20 applicants had applied in 1998 to build the development at the station. After a pre-qualification phase a short list of seven investor groups were eventually invited to apply to carry it out. In March 1999, an international selection committee chose two companies to finally develop the project: e-Pfa-Immobilienmanagement (Wiesbaden) and TERCON Immobilien Projektentwicklungs GmbH (Munich). A feasibility study for the project estimated that the centre would create 3,400–4,000 new jobs.

== Operation ==
In 2026, the station was served by 15 Intercity-Express lines and one regional service.
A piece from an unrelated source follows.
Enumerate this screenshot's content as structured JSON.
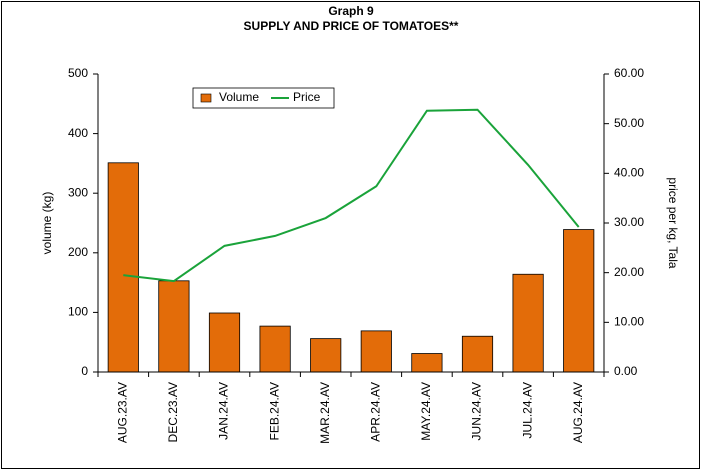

| Line | Route | Interval |
| ICE 1 | Hamburg-Altona – Hamburg – Essen – Duisburg – Düsseldorf – Cologne – Bonn – Koblenz – Mainz – Frankfurt Airport – Frankfurt – Würzburg – Nuremberg – Regensburg – Passau | Two train pairs |
| ICE 11 | Berlin Gesundbrunnen – Berlin – Erfurt – Frankfurt – Frankfurt Airport – Mannheim – Stuttgart – Ulm – Augsburg – Munich | One train pair at night |
| ICE 12 | Frankfurt → Frankfurt Airport → Hanau → Hanover → Wolfsburg → Berlin → Berlin Ostbahnhof | One train |
| ICE 13 | Frankfurt Airport – Frankfurt South – Kassel – Braunschweig – Wolfsburg – Berlin – Berlin Ostbahnhof | Every four hours |
| ICE/ECE 20 | Hamburg – Hannover – Göttingen – Kassel-Wilhelmshöhe – Frankfurt – Frankfurt Airport – Mainz – Wiesbaden | One train pair |
| ICE 41 | (Dortmund – Bochum –) Essen – Duisburg – Düsseldorf – Köln Messe/Deutz – Frankfurt Airport – Frankfurt – Würzburg – Nuremberg – Munich | Hourly |
| ICE 42 | (Münster –) Dortmund – Bochum – Essen – Duisburg – Düsseldorf – Cologne – Siegburg/Bonn – Frankfurt Airport – Mannheim – Stuttgart – Augsburg – Munich | Every two hours |
| ICE 43 | Hamburg-Altona – Dortmund – Hagen – Wuppertal – Solingen – Cologne – Frankfurt Airport – Mannheim – Karlsruhe – Freiburg – Basel |
| ICE 47 | Münster/Dortmund – Bochum – Essen – Duisburg – Düsseldorf – Köln Messe/Deutz – Frankfurt Airport – Mannheim – Stuttgart |
| ICE 49 | Cologne – (Cologne/Bonn Airport –) Siegburg/Bonn – Montabaur – Limburg Süd – Frankfurt Airport – Frankfurt | Some trains |
| ICE 50 | Dresden – Leipzig – Erfurt – Fulda – Frankfurt – Frankfurt Airport – Mainz – Wiesbaden | Every two hours |
| ICE 62 | Münster – Wanne-Eickel – Gelsenkirchen – Essen – Duisburg – Düsseldorf – Köln Messe/Deutz – Frankfurt Airport – Mannheim – Stuttgart – Ulm – Augsburg – Munich – Salzburg – Villach – Klagenfurt – Graz | 1 train pair |
Dortmund – Bochum – Essen – Duisburg – Düsseldorf – Köln Messe/Deutz – Frankfurt Airport– Mannheim – Heidelberg – Stuttgart – Ulm – Friedrichshafen Stadt – Lindau-Reutin – Bregenz – St. Anton – Innsbruck
| ICE 78 | Amsterdam – Arnhem – Duisburg – Düsseldorf – Cologne – Frankfurt Airport – Frankfurt | Every two hours |
| ICE 79 | Brussels – Liège – Aachen – Cologne – Frankfurt Airport – Frankfurt |
| ICE 91 | Dortmund – (Essen – Düsseldorf –)/(Hagen – Wuppertal –) Cologne – Bonn – Koblenz – Mainz – Frankfurt Airport – Frankfurt – Würzburg – Nuremberg – Regensburg – Passau – Linz – Vienna |
| RB 58 | Rüsselsheim Opelwerk – Frankfurt Airport – Frankfurt Süd – Maintal Ost – Hanau – Aschaffenburg – Laufach | Hourly |

In 2009, 16 percent of passengers at Frankfurt Airport travelled by Intercity-Express.